This starts with a bit that some people will take for granted, and for others this may be new: when Roman Catholic clergy hear or use the word, “missal”, they think of the book with the regularly used, fixed parts of the Mass, and the varying prayers etc. for specific days. They do not think of the readings, which they think of as being in another book they call the “lectionary”. But when Roman Catholic lay people hear or use the word, “missal” they (mostly) think of a book many of them own which has the readings, the prayers, and the Mass parts, and often some of the sacramental and other rites, offices, and prayers. So many devout lay people own a “Sunday Missal” (with the Sunday readings in full) and a “Weekday Missal” (with the weekday readings in full).
When the Roman Catholic Church speaks of a revised translation of the missal, they are not talking about what the lay people mean.
Now you might think that, with all the emphasis on getting the English missal (clery style) translation exactly the same from Kenya to Kentucky, that lay-people’s missals are identical also all over the English-speaking world. You would be wrong. Readings in Canada are from the NRSV, in USA they are from the New American Bible, and in England they are from the Jerusalem Bible. And the Vatican doesn’t like NRSV (same reason that it didn’t like the first English translation of the Catechism of the Catholic Church).
Well there is a new Grail Psalter. But no new English translation of the Bible. Yet. So in NZ, it will be new Mass responses this year, new priest’s Mass parts probably next year, and then… some time… a new “lectionary” and then there can be new people’s missals.
While work on the revised English translation of the Missal is drawing to a close, the process of producing a new Lectionary for Mass continues.

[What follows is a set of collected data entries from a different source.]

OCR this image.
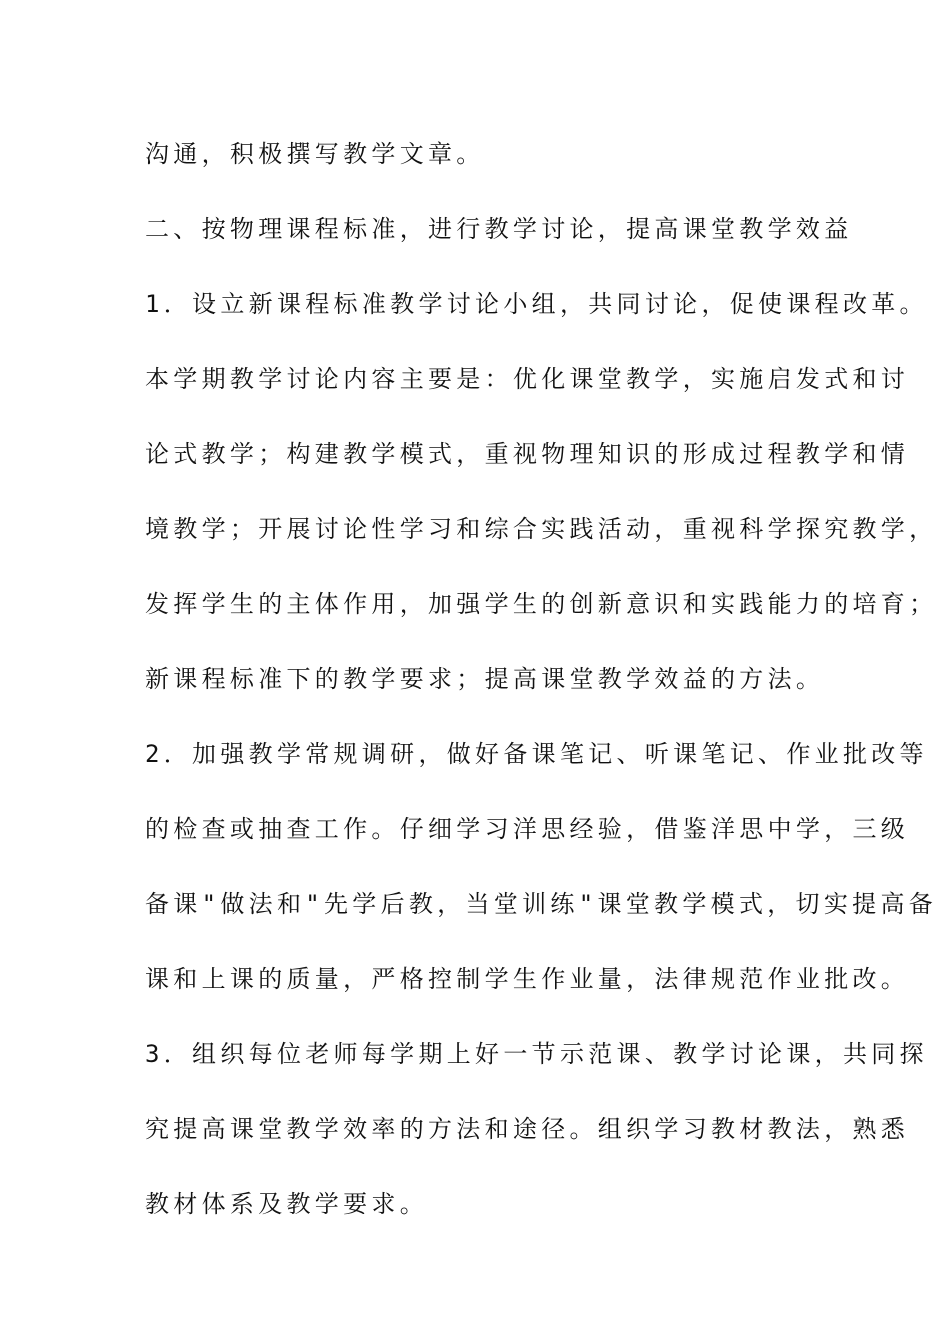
沟通，积极撰写教学文章。
二、按物理课程标准，进行教学讨论，提高课堂教学效益
1．设立新课程标准教学讨论小组，共同讨论，促使课程改革。
本学期教学讨论内容主要是：优化课堂教学，实施启发式和讨
论式教学；构建教学模式，重视物理知识的形成过程教学和情
境教学；开展讨论性学习和综合实践活动，重视科学探究教学，
发挥学生的主体作用，加强学生的创新意识和实践能力的培育；
新课程标准下的教学要求；提高课堂教学效益的方法。
2．加强教学常规调研，做好备课笔记、听课笔记、作业批改等
的检查或抽查工作。仔细学习洋思经验，借鉴洋思中学，三级
备课"做法和"先学后教，当堂训练"课堂教学模式，切实提高备
课和上课的质量，严格控制学生作业量，法律规范作业批改。
3．组织每位老师每学期上好一节示范课、教学讨论课，共同探
究提高课堂教学效率的方法和途径。组织学习教材教法，熟悉
教材体系及教学要求。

The Lectionary is a book containing the extracts which have been selected from the bible for use in public worship. The selection of extracts will remain the same but a more accurate and contemporary translation of the scriptures will replace the Jerusalem Bible translation used in the current Lectionary.

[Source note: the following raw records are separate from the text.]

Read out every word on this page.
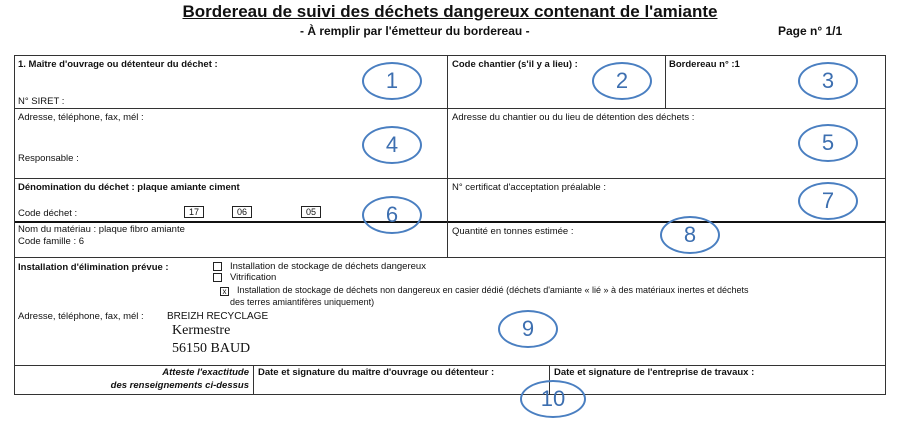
Bordereau de suivi des déchets dangereux contenant de l'amiante
- À remplir par l'émetteur du bordereau -	Page n° 1/1
1. Maître d'ouvrage ou détenteur du déchet :
N° SIRET :
Code chantier (s'il y a lieu) :	Bordereau n° :1
Adresse, téléphone, fax, mél :
Responsable :
Adresse du chantier ou du lieu de détention des déchets :
Dénomination du déchet : plaque amiante ciment	N° certificat d'acceptation préalable :
Code déchet :	17	06	05
Nom du matériau : plaque fibro amiante
Code famille : 6
Quantité en tonnes estimée :
Installation d'élimination prévue :	Installation de stockage de déchets dangereux
Vitrification
x Installation de stockage de déchets non dangereux en casier dédié (déchets d'amiante « lié » à des matériaux inertes et déchets
des terres amiantifères uniquement)
Adresse, téléphone, fax, mél : BREIZH RECYCLAGE
Kermestre
56150 BAUD
Atteste l'exactitude
des renseignements ci-dessus
Date et signature du maître d'ouvrage ou détenteur :	Date et signature de l'entreprise de travaux :
1	2	3
4	5
6
7
8
9
10
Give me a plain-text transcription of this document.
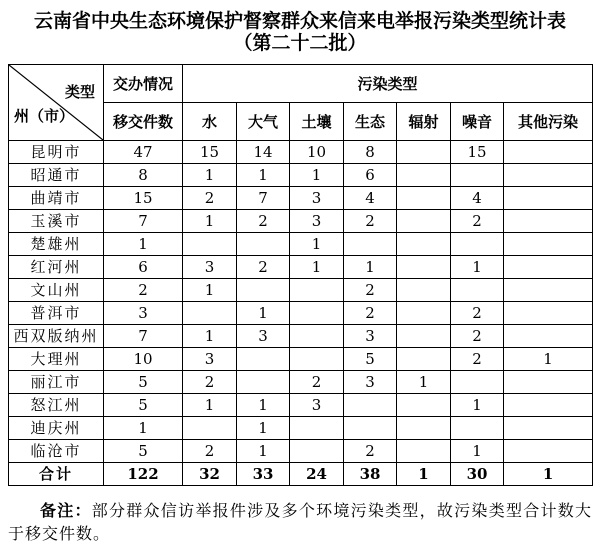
云南省中央生态环境保护督察群众来信来电举报污染类型统计表
（第二十二批）
类型
州（市）	交办情况	污染类型						
	移交件数	水	大气	土壤	生态	辐射	噪音	其他污染
昆明市	47	15	14	10	8		15	
昭通市	8	1	1	1	6			
曲靖市	15	2	7	3	4		4	
玉溪市	7	1	2	3	2		2	
楚雄州	1			1				
红河州	6	3	2	1	1		1	
文山州	2	1			2			
普洱市	3		1		2		2	
西双版纳州	7	1	3		3		2	
大理州	10	3			5		2	1
丽江市	5	2		2	3	1		
怒江州	5	1	1	3			1	
迪庆州	1		1					
临沧市	5	2	1		2		1	
合计	122	32	33	24	38	1	30	1

备注：部分群众信访举报件涉及多个环境污染类型，故污染类型合计数大于移交件数。
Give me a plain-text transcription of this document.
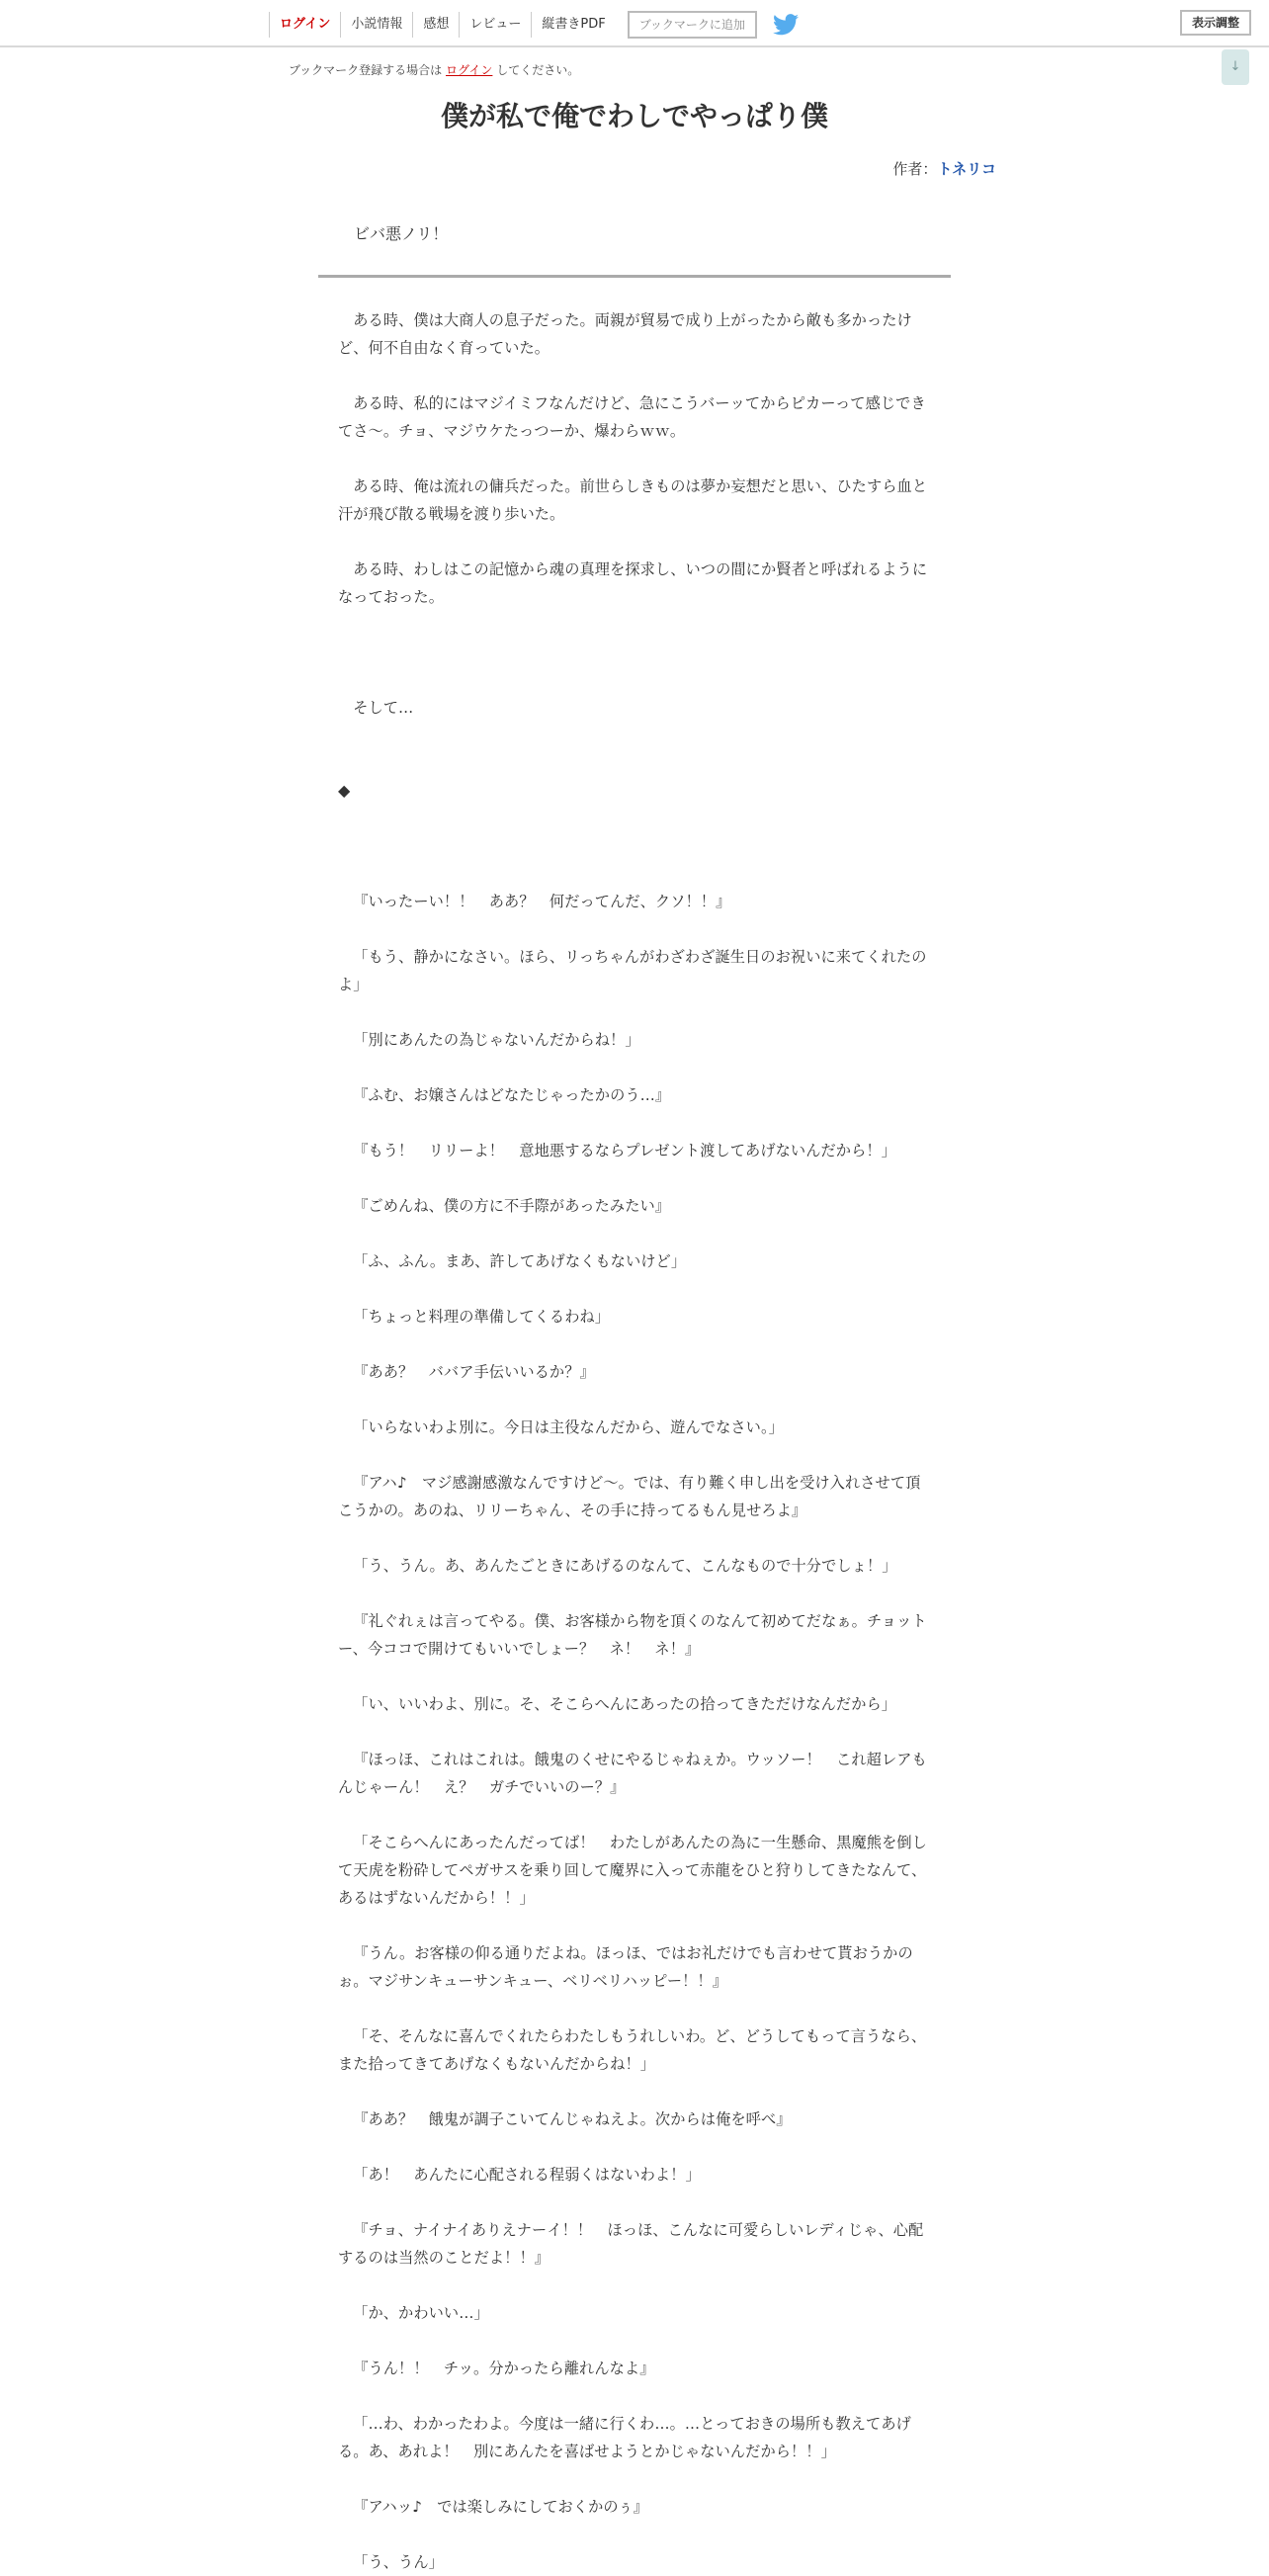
ログイン	小説情報	感想	レビュー	縦書きPDF	ブックマークに追加	表示調整
↓
ブックマーク登録する場合は ログイン してください。
僕が私で俺でわしでやっぱり僕
作者：トネリコ
ビバ悪ノリ！

ある時、僕は大商人の息子だった。両親が貿易で成り上がったから敵も多かったけど、何不自由なく育っていた。

ある時、私的にはマジイミフなんだけど、急にこうバーッてからピカーって感じできてさ～。チョ、マジウケたっつーか、爆わらｗｗ。

ある時、俺は流れの傭兵だった。前世らしきものは夢か妄想だと思い、ひたすら血と汗が飛び散る戦場を渡り歩いた。

ある時、わしはこの記憶から魂の真理を探求し、いつの間にか賢者と呼ばれるようになっておった。

そして…

◆

『いったーい！！　ああ？　何だってんだ、クソ！！』

「もう、静かになさい。ほら、リっちゃんがわざわざ誕生日のお祝いに来てくれたのよ」

「別にあんたの為じゃないんだからね！」

『ふむ、お嬢さんはどなたじゃったかのう…』

『もう！　リリーよ！　意地悪するならプレゼント渡してあげないんだから！」

『ごめんね、僕の方に不手際があったみたい』

「ふ、ふん。まあ、許してあげなくもないけど」

「ちょっと料理の準備してくるわね」

『ああ？　ババア手伝いいるか？』

「いらないわよ別に。今日は主役なんだから、遊んでなさい。」

『アハ♪　マジ感謝感激なんですけど～。では、有り難く申し出を受け入れさせて頂こうかの。あのね、リリーちゃん、その手に持ってるもん見せろよ』

「う、うん。あ、あんたごときにあげるのなんて、こんなもので十分でしょ！」

『礼ぐれぇは言ってやる。僕、お客様から物を頂くのなんて初めてだなぁ。チョットー、今ココで開けてもいいでしょー？　ネ！　ネ！』

「い、いいわよ、別に。そ、そこらへんにあったの拾ってきただけなんだから」

『ほっほ、これはこれは。餓鬼のくせにやるじゃねぇか。ウッソー！　これ超レアもんじゃーん！　え？　ガチでいいのー？』

「そこらへんにあったんだってば！　わたしがあんたの為に一生懸命、黒魔熊を倒して天虎を粉砕してペガサスを乗り回して魔界に入って赤龍をひと狩りしてきたなんて、あるはずないんだから！！」

『うん。お客様の仰る通りだよね。ほっほ、ではお礼だけでも言わせて貰おうかのぉ。マジサンキューサンキュー、ベリベリハッピー！！』

「そ、そんなに喜んでくれたらわたしもうれしいわ。ど、どうしてもって言うなら、また拾ってきてあげなくもないんだからね！」

『ああ？　餓鬼が調子こいてんじゃねえよ。次からは俺を呼べ』

「あ！　あんたに心配される程弱くはないわよ！」

『チョ、ナイナイありえナーイ！！　ほっほ、こんなに可愛らしいレディじゃ、心配するのは当然のことだよ！！』

「か、かわいい…」

『うん！！　チッ。分かったら離れんなよ』

「…わ、わかったわよ。今度は一緒に行くわ…。…とっておきの場所も教えてあげる。あ、あれよ！　別にあんたを喜ばせようとかじゃないんだから！！」

『アハッ♪　では楽しみにしておくかのぅ』

「う、うん」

The International Commission for the Preparation of an English-language Lectionary (ICPEL) was formed in 2003 to arrange for a new Lectionary for Britain and Ireland, Australia and New Zealand, and other countries who wished to be included. It was hoped to use the New Revised Standard Version of the Bible (NRSV) and a new version of the Grail Psalms.
Canadians had been reading the NRSV at Mass since 1992, when the first edition of the new Sunday Lectionary was published with approval from the Vatican Congregation for Divine Worship and the Discipline of the Sacraments. It was only when the Canadian NRSV Lectionary for weekdays was published in 1994 that the Congregation for the Doctrine of the Faith objected to NRSV translations. Interestingly, Pope John Paul II used the Canadian Lectionary at World Youth Day in Toronto in 2002.

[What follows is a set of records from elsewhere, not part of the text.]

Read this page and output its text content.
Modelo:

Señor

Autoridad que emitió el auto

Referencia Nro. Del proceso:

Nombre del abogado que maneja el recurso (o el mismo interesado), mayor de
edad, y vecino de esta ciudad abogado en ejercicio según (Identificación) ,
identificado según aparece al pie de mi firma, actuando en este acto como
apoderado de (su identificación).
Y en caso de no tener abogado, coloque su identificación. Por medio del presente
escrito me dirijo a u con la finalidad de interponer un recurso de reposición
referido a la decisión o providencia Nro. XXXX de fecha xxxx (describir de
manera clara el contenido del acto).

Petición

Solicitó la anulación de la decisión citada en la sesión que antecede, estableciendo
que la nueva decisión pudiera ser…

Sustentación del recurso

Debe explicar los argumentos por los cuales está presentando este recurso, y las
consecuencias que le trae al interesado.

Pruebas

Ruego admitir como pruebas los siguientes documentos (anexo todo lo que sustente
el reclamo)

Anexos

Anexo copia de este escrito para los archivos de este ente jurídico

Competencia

After many years of often divisive debate, the Vatican finally granted recognitio of the Canadian Lectionary in 2007. It was hoped that other countries could piggy-back this version and have a new Lectionary ready for simultaneous release with the revised Missal. However, the response of the Holy See so far has been negative and it is now highly unlikely that a Lectionary will be ready for joint publication with the Missal translation. This creates problems for the publishers of people’s missals which usually include Mass texts and readings.
The NRSV bible translation, first published in 1989, is the best choice for a Lectionary because it is scholarly, ecumenical and widely used. It stands out among the many translations of the bible because it is “as literal as possible” in adhering to the ancient texts. It draws on recently available sources that increase our understanding of many previously obscure biblical passages.
The NRSV is an authorised revision of the Revised Standard Version which was published in 1952 and gained the distinction of being officially authorised for use by all major Christian churches: Protestant, Anglican, Roman Catholic, and Eastern Orthodox.
During the nearly 60 years since the publication of the RSV, many in the churches have become sensitive to the exclusively masculine-oriented language of the translation. The mandate for the revision of the RSV specified that such language be eliminated where it could be done without distorting the meaning of the text.
The NRSV therefore uses inclusive language for people, so that the readings do not refer to everyone as ‘brothers’, ‘sons’, ‘men’, etc as the current Jerusalem translation does. Male pronouns have been retained in references to God.
The NRSV is intended for use in public worship as well as in private study. The editors have tried to put the message of the Scriptures in simple, enduring words and expressions that are worthy to stand in the great tradition of the King James Bible and its predecessors.